- Types d'acteurs : Proche
- Type d'acte : Activité
- Thème(s) : Manière de voir et de vivre avec la personne, Rythme de vie des proches
- Concept(s) : Agentivité, Division genrée du travail de care, Expérience
- Lieu d'observation: Domicile
- Région d'observation: Bruxelles
- Pseudo: Mme Pirlot
- Date d'observation: 12et 28 octobre 2011 ; 27 février 2012
- Auteur du récit : Anne Piret
Immédiatement, et à de nombreuses reprises, Monsieur me fait remarquer et insiste sur le tempérament doux et souriant de sa femme : « ce sourire-là, vous voyez, c'est ça qui m'aide à tenir », me dit-il les larmes aux yeux. « Ce n'est pas juste, elle est si bonne, elle n'est pas difficile et toujours souriante ». Il me fait admirer les aquarelles au salon : « regardez ce qu'elle peignait. C'est magnifique, n'est-ce pas ? ». Il y a dans ses propos à la fois une grande fierté de ce qu'est/était ? sa femme, la volonté de me la présenter maintenant encore sous un jour favorable et en même temps la frustration de tout ce qui est perdu et de l'état dans lequel elle est : « Hier, on a regardé le match de foot ensemble à la TV. Enfin, ensemble … pour elle c'est des images qui bougent.
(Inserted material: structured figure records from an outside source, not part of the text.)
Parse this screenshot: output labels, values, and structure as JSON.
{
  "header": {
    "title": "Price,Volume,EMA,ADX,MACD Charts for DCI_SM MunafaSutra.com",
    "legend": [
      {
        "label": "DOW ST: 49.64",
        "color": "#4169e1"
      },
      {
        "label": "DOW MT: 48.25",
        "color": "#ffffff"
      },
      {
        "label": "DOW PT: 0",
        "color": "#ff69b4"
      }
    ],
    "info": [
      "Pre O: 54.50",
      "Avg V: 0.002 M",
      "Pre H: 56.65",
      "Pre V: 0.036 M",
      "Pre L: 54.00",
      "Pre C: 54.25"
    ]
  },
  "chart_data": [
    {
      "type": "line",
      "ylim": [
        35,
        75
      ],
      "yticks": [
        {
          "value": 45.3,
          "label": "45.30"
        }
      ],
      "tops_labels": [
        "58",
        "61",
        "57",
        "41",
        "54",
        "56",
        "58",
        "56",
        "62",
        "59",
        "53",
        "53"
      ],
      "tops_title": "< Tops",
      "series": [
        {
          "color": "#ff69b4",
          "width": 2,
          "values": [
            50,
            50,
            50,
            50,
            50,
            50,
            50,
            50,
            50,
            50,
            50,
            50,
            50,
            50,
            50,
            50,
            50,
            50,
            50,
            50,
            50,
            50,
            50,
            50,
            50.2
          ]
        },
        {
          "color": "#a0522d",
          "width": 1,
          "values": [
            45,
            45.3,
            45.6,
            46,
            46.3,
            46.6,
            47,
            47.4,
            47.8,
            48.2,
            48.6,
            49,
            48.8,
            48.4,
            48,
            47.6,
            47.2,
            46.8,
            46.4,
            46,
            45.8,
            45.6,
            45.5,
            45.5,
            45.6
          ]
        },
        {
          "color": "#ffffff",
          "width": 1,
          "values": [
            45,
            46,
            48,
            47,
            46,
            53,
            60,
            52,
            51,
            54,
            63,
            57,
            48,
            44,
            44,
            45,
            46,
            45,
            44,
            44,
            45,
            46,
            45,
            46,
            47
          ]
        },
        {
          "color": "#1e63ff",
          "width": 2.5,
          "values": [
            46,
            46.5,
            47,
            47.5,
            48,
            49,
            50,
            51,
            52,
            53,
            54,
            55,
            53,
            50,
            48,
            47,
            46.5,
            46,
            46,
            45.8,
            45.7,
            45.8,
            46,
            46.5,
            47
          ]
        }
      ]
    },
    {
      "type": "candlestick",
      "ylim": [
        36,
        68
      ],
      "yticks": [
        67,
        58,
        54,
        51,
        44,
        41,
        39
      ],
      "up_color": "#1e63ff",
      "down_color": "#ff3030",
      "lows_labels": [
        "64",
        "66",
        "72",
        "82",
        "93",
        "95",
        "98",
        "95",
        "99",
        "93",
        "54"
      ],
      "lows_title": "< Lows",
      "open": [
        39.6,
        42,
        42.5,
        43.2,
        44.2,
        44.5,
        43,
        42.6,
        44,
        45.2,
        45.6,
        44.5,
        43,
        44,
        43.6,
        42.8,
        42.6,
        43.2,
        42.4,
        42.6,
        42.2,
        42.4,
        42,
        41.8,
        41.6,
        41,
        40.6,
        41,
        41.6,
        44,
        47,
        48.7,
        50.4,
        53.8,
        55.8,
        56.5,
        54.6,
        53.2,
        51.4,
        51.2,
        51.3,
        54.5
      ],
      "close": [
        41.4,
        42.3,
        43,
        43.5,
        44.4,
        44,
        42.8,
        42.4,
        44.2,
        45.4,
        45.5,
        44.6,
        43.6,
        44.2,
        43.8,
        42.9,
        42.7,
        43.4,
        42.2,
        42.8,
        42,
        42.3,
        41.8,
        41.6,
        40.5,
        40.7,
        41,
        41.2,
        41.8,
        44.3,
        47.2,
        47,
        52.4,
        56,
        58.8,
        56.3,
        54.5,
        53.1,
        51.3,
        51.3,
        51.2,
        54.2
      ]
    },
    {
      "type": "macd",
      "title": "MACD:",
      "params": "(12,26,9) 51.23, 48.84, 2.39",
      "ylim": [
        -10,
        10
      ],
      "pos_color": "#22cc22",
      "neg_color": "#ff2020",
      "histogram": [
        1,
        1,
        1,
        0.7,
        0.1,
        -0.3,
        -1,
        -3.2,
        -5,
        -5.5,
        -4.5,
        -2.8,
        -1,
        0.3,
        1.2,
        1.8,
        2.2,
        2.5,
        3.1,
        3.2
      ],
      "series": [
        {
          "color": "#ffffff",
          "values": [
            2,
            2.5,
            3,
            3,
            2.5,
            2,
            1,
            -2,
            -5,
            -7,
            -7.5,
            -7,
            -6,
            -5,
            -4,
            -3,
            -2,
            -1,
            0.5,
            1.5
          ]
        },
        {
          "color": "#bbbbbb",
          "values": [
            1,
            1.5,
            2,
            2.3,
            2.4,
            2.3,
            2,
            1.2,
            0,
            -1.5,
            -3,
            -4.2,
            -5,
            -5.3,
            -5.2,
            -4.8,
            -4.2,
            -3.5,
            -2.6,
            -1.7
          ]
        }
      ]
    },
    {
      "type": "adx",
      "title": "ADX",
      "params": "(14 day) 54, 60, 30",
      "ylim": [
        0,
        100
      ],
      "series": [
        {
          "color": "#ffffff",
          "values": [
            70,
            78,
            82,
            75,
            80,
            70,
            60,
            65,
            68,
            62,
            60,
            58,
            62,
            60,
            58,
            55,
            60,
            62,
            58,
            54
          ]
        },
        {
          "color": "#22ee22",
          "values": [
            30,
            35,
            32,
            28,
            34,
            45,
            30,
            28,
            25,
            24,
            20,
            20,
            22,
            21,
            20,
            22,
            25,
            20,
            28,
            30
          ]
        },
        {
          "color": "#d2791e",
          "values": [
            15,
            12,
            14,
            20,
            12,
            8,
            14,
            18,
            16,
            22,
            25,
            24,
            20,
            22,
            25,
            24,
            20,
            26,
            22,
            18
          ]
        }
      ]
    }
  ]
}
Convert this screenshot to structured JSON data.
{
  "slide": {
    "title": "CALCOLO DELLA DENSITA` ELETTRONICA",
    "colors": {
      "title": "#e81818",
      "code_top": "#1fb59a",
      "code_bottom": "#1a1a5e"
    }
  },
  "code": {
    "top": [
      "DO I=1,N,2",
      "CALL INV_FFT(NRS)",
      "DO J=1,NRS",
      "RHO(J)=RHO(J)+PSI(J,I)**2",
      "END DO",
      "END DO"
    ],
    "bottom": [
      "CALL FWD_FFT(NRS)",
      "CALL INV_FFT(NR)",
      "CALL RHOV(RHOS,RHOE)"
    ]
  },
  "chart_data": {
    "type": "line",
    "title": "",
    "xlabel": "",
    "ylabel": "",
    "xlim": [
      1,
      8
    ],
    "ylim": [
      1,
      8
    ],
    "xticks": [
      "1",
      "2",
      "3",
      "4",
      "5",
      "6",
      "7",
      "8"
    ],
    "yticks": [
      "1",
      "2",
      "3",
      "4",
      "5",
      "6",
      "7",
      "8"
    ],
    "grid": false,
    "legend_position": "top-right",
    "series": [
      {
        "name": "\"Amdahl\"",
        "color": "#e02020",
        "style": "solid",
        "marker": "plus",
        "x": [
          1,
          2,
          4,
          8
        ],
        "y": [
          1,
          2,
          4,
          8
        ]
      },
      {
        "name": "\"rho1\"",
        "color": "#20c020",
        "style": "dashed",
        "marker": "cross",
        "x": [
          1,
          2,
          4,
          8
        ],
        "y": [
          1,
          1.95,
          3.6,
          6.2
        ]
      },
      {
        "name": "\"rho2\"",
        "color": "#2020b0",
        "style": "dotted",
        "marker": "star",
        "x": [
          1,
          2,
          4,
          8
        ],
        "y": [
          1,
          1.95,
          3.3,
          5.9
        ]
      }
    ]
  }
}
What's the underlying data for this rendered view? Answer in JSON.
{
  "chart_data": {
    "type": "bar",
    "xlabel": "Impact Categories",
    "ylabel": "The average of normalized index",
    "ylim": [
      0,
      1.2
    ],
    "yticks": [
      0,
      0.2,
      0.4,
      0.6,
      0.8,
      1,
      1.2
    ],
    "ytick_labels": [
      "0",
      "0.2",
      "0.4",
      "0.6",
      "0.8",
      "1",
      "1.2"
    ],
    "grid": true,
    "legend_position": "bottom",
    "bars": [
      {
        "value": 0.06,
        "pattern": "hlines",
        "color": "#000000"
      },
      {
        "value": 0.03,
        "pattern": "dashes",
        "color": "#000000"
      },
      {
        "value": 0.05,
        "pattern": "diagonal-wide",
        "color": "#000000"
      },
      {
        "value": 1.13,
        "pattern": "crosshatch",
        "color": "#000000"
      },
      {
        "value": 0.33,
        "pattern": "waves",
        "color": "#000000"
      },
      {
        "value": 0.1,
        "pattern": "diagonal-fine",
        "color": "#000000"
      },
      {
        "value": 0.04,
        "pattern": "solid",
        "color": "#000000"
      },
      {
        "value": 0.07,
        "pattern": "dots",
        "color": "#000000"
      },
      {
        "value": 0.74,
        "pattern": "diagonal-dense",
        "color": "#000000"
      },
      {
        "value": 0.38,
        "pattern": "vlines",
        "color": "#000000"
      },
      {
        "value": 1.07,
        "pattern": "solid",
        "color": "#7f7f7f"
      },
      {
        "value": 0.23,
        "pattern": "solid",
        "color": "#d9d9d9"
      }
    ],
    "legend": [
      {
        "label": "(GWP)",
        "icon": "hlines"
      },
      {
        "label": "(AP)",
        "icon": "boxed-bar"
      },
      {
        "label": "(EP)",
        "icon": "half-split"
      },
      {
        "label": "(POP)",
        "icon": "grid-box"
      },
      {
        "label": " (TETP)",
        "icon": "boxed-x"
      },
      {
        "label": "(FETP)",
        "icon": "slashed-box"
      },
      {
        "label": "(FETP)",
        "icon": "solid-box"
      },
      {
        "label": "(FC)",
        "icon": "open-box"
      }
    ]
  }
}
Elle est contente, elle, d'être avec moi, je crois … mais moi, je n'ai plus jamais quelqu'un avec qui avoir une conversation. ».
Il lui semble important de savoir « ce qu'elle comprend encore ». Il semble déçu que personne ne puisse vraiment lui répondre.(…)
Est-ce qu'il y a quelque chose que la maladie vous a permis de vivre ou de découvrir ? « D'abord, ça m'a permis d'être plus cool, plus proche d'elle. J'ai l'impression qu'elle a besoin de beaucoup d'amour. Ça m'a rendu plus affectueux. Vous avez, pour un homme, ce n'est pas évident, on n'est pas habitué à être démonstratif. Ça a développé ma sensibilité, mon émotivité. Et puis j'ai découvert des facettes de son caractère qui se voyaient moins, ou que je voyais moins. Par exemple toute cette douceur, ce côté « agréable à vivre ». Je cuisine aussi, maintenant ! Elle cuisinait bien, je suis allé dans ses recettes, pour savoir comment faire. J'aimais surtout beaucoup les poivrons farcis, je lui en demandais souvent, sans m'intéresser à comment ça se cuisinait. Maintenant, je refais des recettes qu'elle me faisait et que j'aimais bien. J'aime bien aussi cuisiner les chicons au gratin. La cheffe d'équipe a proposé de décaler un peu les prestations de la garde : non plus 8h30-11h30, mais plutôt 9h30-12h30 : comme ça, on pourrait vraiment manger ensemble : la garde pourrait donner à manger à ma femme et moi je pourrais aussi manger sans stress ou sans manger froid après. Et puis c'est plus gai aussi de cuisiner pour trois plutôt que pour nous deux. »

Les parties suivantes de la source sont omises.